H. Mayer
aan
E. du Perron

[Den Haag], 1 november 1934

1 November 4

Beste Eddy,

Deze brief zal je op je verjaardag bereiken, ik wensch je nog vele gelukkige wederkeeringen.

Of De Smalle Mens gaat? Wat gaat er nu op het oogenblik wel, het boek is nog te kort uit om er iets van te kunnen zeggen. Ik heb er o.a. een verkocht aan Luit. Van Reyen, die zei dat hij een vriend van je was. Ik kan mij dat niet goed voorstellen omdat hij De Waterman als dameslectuur qualificeerde. Nu mag je van dat boek zeggen wat je wilt, maar dameslectuur is het toch in de laatste plaats. Voor zijn fatsoen was hij nu wel verplicht toen hij bekende dat hij een vriend van je was om De smalle mens te koopen. Ik hoop dat dat hem zal bekeeren, maar voor de rest kan het best een heel aardige vent zijn.

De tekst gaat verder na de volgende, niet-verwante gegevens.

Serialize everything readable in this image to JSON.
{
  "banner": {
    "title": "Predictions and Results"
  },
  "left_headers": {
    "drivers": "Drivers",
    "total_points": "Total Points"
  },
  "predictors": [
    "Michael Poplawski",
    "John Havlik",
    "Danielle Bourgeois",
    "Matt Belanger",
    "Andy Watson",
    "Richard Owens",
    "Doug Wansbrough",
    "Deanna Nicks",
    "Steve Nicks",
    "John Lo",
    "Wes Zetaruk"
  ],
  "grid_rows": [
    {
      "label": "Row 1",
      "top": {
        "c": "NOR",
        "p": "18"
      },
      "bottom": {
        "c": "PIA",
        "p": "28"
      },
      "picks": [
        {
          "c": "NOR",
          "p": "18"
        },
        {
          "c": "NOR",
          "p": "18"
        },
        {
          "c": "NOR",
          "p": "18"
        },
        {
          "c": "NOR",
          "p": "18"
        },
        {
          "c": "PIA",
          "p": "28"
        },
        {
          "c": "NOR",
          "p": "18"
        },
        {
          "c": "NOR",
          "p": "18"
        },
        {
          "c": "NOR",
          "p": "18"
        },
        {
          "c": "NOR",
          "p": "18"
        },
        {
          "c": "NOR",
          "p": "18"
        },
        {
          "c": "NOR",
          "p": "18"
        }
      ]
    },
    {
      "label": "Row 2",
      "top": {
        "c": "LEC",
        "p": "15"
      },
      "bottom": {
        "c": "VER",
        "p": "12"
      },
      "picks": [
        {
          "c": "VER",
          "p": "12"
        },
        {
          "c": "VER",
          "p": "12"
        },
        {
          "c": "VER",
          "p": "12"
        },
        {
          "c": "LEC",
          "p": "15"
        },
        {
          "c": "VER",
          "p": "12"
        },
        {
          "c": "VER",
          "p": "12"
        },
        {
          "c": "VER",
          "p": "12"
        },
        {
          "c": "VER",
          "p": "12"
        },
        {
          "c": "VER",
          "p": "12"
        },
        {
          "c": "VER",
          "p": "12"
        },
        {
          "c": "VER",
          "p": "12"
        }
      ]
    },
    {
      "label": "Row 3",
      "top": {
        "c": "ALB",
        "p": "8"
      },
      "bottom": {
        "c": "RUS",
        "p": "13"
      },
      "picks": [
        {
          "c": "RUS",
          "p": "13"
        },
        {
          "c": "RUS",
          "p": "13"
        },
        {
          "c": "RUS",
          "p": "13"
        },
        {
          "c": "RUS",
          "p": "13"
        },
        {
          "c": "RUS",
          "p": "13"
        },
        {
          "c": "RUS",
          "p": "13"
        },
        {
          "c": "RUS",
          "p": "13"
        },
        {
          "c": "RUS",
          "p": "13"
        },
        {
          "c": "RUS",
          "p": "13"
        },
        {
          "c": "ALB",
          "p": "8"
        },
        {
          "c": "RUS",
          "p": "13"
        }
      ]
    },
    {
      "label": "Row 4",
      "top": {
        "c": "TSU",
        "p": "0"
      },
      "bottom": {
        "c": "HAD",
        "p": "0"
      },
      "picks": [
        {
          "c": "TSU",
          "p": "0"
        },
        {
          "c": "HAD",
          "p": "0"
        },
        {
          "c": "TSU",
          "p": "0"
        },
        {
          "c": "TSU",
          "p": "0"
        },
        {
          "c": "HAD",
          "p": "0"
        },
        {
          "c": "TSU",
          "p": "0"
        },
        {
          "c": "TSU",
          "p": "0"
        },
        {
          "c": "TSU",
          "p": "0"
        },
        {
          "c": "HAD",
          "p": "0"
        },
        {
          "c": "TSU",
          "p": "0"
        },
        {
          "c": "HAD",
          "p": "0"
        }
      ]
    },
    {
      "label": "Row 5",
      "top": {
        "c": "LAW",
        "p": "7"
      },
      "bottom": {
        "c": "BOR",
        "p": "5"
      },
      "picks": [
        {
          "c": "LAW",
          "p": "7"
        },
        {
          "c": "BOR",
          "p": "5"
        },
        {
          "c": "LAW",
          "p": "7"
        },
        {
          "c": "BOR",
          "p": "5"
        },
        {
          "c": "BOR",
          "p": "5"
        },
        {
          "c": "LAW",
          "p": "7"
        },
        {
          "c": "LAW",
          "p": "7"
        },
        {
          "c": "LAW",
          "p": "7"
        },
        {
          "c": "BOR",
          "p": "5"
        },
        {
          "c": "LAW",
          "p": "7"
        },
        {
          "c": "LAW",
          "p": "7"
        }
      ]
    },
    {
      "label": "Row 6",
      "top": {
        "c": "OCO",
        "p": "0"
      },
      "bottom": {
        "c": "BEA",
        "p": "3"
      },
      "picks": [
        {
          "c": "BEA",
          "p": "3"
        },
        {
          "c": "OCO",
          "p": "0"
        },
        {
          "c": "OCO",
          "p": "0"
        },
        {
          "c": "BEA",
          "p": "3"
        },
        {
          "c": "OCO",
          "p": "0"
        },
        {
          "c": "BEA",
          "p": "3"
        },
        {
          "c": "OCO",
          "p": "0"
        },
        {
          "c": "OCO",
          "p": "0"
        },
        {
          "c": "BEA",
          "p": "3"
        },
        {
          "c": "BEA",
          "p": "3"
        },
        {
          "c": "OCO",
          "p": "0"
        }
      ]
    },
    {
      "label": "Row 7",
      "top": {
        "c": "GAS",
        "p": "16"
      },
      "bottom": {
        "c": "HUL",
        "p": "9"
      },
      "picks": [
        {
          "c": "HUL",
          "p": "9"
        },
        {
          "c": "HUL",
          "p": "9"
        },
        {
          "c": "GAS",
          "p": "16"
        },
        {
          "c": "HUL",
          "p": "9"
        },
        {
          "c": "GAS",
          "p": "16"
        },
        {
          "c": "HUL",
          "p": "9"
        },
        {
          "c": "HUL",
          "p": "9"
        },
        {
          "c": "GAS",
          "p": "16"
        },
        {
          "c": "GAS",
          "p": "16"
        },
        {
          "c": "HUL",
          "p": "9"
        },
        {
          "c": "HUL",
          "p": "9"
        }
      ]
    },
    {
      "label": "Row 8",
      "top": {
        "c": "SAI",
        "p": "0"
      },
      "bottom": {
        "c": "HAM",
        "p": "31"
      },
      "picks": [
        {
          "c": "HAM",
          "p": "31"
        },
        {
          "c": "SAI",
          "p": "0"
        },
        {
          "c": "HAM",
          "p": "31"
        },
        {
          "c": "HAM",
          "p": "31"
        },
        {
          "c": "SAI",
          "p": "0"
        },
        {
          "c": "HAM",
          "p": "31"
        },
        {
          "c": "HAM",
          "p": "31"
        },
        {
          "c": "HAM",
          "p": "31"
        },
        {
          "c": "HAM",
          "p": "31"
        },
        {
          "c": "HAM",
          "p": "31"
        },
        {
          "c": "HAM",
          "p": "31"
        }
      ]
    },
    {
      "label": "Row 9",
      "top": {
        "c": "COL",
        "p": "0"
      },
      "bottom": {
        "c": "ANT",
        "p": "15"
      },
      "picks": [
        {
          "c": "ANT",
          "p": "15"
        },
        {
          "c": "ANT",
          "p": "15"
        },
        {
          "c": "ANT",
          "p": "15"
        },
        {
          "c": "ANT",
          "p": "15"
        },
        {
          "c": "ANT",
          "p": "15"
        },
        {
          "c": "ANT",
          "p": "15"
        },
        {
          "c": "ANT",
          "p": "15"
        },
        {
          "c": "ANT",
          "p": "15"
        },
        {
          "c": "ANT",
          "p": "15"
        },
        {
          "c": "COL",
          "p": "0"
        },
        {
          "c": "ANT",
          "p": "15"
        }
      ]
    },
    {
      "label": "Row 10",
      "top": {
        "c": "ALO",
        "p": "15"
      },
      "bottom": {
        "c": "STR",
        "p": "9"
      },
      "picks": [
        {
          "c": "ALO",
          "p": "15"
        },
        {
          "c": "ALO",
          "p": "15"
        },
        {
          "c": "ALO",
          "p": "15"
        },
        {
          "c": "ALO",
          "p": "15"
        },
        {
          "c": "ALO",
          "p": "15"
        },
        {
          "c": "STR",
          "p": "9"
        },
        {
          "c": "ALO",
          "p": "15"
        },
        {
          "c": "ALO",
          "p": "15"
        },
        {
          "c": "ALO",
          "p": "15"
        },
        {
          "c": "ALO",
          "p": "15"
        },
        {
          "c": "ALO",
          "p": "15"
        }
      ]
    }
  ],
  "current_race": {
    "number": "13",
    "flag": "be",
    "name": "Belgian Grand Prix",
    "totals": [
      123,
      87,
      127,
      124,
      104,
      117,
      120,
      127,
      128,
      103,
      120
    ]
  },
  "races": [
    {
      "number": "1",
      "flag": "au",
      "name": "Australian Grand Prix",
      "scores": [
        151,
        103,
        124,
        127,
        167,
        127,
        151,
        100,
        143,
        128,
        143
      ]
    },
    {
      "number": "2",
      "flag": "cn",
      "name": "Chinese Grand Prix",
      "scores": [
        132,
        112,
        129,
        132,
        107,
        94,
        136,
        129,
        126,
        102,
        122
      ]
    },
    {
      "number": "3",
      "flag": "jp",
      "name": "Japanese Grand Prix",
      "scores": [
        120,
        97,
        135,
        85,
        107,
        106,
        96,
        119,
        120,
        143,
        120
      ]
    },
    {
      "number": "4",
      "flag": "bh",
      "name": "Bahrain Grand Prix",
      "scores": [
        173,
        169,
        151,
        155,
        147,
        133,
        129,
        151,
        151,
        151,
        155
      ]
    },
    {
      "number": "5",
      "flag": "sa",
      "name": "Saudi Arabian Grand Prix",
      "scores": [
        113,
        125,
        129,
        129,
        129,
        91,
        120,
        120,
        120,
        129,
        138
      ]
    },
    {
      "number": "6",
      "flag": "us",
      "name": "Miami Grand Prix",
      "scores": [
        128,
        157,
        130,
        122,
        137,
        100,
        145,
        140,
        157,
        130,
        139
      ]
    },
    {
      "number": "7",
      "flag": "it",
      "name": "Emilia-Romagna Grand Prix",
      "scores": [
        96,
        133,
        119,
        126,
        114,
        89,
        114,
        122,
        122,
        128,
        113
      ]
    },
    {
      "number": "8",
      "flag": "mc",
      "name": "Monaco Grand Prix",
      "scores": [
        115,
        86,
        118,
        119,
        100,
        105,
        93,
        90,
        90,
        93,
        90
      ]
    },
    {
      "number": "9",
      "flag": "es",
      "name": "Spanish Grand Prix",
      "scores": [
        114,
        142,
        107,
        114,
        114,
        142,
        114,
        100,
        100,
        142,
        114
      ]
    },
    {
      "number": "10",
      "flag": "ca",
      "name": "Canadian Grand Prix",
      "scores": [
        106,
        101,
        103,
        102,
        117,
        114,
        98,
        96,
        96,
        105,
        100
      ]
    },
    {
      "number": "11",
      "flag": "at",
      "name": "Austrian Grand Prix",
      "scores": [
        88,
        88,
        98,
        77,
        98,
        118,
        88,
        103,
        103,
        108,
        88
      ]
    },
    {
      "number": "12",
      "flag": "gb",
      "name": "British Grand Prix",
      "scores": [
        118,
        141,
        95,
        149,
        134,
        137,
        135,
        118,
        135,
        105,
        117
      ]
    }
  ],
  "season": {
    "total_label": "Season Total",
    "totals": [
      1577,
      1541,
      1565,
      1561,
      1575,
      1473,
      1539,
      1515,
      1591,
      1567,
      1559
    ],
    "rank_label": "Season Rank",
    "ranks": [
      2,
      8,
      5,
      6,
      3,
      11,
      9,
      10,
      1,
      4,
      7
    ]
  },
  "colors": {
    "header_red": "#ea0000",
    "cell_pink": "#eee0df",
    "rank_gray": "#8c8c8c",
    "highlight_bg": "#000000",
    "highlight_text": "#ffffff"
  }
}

Freud over het ik, heb ik nog ingenaaid kunnen krijgen, Spinoza echter nog alleen gebonden, zooals je hebt bemerkt.

a.s. Zaterdag ga ik naar de boekenbeurs, hoofdzakelijk om de vriendjes weer eens te zien en wat nieuws te hooren.

Hier heeft Sophie Blank van Jeanne Willink een goede pers, ik had het al gelezen en ben het volkomen met ze eens. Jef Last, Zuiderzee is volgens de kenners niet beter dan een ander boek, maar er is een roman gekomen naar de Drei Groschen Oper van Brecht, door Brecht, in Amsterdam verschenen, voor Gld.3.60.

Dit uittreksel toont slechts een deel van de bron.